The BBC2 series, telling the story of art from the dawn of human history to the present day, has been three years in the making.
Schama presents Civilisations, which will air in the spring, with Mary Beard and David Olusoga.
Civilisations is inspired by Kenneth Clark’s landmark series on Western art, which was a huge hit and made a star of its art historian presenter when it was first shown in 1969.
Schama said: “We live in a time of raw power, the swagger of money, brutal poverty and hard reckonings, precisely the moment when it can’t be bad to contemplate again the most enthralling things that human creativity can achieve, because, for the most part, they are our common possession.
“Look at the crowds thronging any great art show from one end of the world to the other and you know that it is felt as much a necessity as the air we breathe and the food we eat.”
He added: “It’s taken three years of thinking, writing, filming and editing, every shoot, every encounter with great art, a daunting challenge and an immense satisfaction.”
BBC Director-General Tony Hall said: “In a complex and fast changing world, Civilisations is a landmark BBC arts series which asks us to question what lies at the heart of our identity and what makes us human.”

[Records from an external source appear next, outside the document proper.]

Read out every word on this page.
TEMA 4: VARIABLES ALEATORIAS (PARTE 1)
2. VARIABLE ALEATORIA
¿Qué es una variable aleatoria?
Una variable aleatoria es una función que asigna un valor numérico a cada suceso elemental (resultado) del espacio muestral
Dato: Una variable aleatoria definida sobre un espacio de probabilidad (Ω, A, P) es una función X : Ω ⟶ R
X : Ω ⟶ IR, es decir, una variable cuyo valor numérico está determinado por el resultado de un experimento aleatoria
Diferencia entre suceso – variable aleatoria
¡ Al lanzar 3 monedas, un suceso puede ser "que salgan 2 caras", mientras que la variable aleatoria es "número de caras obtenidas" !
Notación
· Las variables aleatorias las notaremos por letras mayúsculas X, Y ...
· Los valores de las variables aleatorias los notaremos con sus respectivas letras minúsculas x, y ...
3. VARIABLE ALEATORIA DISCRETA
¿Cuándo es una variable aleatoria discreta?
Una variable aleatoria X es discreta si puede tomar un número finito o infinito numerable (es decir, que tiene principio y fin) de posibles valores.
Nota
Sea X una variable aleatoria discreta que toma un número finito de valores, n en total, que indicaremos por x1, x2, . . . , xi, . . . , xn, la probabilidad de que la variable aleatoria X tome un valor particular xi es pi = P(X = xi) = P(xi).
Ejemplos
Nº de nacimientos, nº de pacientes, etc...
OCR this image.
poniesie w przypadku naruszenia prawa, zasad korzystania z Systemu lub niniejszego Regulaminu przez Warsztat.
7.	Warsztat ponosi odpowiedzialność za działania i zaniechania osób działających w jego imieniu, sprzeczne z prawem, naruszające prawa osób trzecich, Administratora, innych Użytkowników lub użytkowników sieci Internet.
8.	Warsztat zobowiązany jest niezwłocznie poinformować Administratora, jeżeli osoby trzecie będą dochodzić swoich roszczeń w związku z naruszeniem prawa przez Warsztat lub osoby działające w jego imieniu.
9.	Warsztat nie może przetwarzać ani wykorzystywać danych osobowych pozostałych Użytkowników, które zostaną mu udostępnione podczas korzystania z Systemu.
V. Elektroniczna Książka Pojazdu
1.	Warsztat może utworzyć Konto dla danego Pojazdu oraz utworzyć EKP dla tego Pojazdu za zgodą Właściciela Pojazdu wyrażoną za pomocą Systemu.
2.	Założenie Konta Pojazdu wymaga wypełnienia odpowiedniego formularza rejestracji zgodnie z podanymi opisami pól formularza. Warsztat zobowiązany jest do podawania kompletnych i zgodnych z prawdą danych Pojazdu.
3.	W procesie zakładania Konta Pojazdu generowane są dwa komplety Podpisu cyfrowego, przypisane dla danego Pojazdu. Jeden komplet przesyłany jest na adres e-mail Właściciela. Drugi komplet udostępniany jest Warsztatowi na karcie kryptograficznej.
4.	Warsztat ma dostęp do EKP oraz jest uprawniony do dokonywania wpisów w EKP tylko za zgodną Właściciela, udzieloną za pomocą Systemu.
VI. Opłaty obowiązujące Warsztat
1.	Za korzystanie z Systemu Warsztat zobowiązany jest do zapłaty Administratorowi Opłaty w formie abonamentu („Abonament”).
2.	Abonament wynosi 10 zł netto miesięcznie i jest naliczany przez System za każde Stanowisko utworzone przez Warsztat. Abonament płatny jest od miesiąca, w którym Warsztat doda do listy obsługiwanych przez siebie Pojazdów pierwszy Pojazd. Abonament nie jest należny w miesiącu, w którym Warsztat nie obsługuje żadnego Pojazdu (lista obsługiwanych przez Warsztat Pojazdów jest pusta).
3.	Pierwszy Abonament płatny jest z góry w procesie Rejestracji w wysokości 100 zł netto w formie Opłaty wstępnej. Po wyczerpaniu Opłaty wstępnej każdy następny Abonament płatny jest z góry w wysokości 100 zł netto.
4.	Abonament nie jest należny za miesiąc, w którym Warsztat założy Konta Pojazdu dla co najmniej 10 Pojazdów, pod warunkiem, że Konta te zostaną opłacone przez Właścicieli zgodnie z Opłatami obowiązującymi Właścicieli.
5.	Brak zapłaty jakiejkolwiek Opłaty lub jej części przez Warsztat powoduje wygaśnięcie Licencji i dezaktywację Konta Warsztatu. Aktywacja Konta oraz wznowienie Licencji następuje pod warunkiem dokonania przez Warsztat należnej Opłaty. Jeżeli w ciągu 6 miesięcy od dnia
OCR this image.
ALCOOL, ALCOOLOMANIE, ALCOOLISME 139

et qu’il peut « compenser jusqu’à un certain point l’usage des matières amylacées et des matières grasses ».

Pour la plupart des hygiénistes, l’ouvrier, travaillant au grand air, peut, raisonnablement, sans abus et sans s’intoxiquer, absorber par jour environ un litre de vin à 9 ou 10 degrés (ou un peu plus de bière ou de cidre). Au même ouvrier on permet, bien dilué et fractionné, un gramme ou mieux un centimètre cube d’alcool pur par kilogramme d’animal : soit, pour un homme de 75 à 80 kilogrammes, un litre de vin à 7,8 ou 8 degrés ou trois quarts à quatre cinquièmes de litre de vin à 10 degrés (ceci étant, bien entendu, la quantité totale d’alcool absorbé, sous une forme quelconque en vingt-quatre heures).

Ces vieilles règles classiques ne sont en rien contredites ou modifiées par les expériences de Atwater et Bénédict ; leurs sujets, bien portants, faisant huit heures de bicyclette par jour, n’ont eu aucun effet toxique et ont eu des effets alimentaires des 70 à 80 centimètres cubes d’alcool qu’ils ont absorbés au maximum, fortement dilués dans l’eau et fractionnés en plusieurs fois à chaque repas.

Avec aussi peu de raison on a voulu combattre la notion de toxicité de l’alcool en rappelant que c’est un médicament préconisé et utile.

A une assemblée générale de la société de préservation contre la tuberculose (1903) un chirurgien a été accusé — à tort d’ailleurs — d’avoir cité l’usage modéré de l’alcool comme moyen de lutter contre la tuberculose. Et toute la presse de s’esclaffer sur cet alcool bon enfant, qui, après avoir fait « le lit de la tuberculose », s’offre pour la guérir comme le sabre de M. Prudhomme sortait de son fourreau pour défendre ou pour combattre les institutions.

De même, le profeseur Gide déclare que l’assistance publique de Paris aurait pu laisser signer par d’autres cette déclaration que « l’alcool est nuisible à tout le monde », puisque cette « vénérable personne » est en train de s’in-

The nine-part series, which has been filmed in 31 countries and six continents, looks at early depictions of men and women around the world and the remote origins of human creativity.
It also focuses on religion and art, the depiction of nature and the fate of art in the “machine and the profit driven world”.
It will be accompanied by a wider season of TV and radio programming as well as a Civilisations Festival with museums, libraries and archives.
Classicist and broadcaster Beard said: “I hope that people will be dazzled by the wonderful works of art we have been able to show.
“But even more I hope that the programmes will prompt all kinds of discussions and debates about what we now think ‘civilisation’ is… and our stake in the very idea of it.”
Historian and broadcaster Olusoga said: “When I was growing up on a council estate, my family didn’t have the money to visit galleries or museums, but my mother was able to open up the worlds of art and culture to me through documentaries on the BBC, programmes that broadened my horizons and transformed my view of the world.
“Civilisations is the next chapter in that tradition of TV with the power to change lives.”
Other programmes include Civilisations On Your Doorstep, on BBC2, in which Beard will “explore the stories and controversies behind extraordinary works of art from all over the world that are displayed in museums across Britain”.
She said: “This programme explores the art and architecture we can see in the museums, galleries and streets of the UK. But it also raises big questions of what (British) civilisation is… and the sometimes fine line that separates civilisation from barbarity.”